Wind power installations this year have dropped by 54 percent from the 2008 level and 69 percent from 2009, according to the organization.
A Senate committee had approved mandating that 3 percent of electricity be renewable initially and then raise the targets to 15 percent by 2021. The mandates were too low for the wind industry, but they had hoped to include something similar but tougher in a broad energy bill.
The House narrowly passed legislation more than a year ago that would impose emission caps and set up a system for trading carbon-reduction credits, as well as create the renewable power mandates. However, Sen. John Kerry, D-Mass., who was leading Democratic efforts to write a similar bill in the Senate, said it was impossible to get the 60 votes necessary to overcome a filibuster.
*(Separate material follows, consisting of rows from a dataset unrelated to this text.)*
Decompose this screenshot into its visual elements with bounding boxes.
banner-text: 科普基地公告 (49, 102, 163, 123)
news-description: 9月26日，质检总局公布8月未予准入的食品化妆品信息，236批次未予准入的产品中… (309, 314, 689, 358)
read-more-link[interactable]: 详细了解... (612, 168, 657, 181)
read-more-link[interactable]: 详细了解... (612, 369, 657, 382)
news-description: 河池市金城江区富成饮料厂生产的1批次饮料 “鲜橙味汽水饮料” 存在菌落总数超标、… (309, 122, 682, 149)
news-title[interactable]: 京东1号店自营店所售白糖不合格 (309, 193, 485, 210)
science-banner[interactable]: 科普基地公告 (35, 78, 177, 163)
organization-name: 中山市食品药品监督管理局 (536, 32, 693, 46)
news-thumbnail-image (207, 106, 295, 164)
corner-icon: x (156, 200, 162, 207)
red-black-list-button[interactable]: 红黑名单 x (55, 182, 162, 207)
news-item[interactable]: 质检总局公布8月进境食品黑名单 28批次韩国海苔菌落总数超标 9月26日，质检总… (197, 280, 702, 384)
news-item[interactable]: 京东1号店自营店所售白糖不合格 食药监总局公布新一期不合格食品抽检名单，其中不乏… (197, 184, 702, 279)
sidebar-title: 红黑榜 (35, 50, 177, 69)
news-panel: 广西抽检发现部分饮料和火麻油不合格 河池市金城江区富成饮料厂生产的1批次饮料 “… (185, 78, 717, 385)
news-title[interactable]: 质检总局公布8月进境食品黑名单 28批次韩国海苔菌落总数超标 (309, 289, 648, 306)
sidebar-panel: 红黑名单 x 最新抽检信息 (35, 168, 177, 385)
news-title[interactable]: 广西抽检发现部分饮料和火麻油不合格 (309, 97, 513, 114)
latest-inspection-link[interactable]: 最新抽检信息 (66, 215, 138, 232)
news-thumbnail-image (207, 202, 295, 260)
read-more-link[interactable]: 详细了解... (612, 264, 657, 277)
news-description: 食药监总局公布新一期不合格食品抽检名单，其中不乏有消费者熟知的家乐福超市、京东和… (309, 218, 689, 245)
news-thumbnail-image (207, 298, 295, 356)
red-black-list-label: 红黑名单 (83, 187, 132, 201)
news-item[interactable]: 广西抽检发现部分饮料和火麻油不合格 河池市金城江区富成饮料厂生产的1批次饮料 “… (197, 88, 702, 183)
Under the House-passed bill, farmers could earn credits through soil-conserving practices or planting trees and then sell the credits on the market to utilities and other emitters that needed them.
However, rural electric cooperatives and coal-dependent utilities such as MidAmerican Energy and Alliant Energy fought the plan, arguing that would lead to major rate increases.
Many farm groups also raised concerns about the impact on production costs and commodity prices.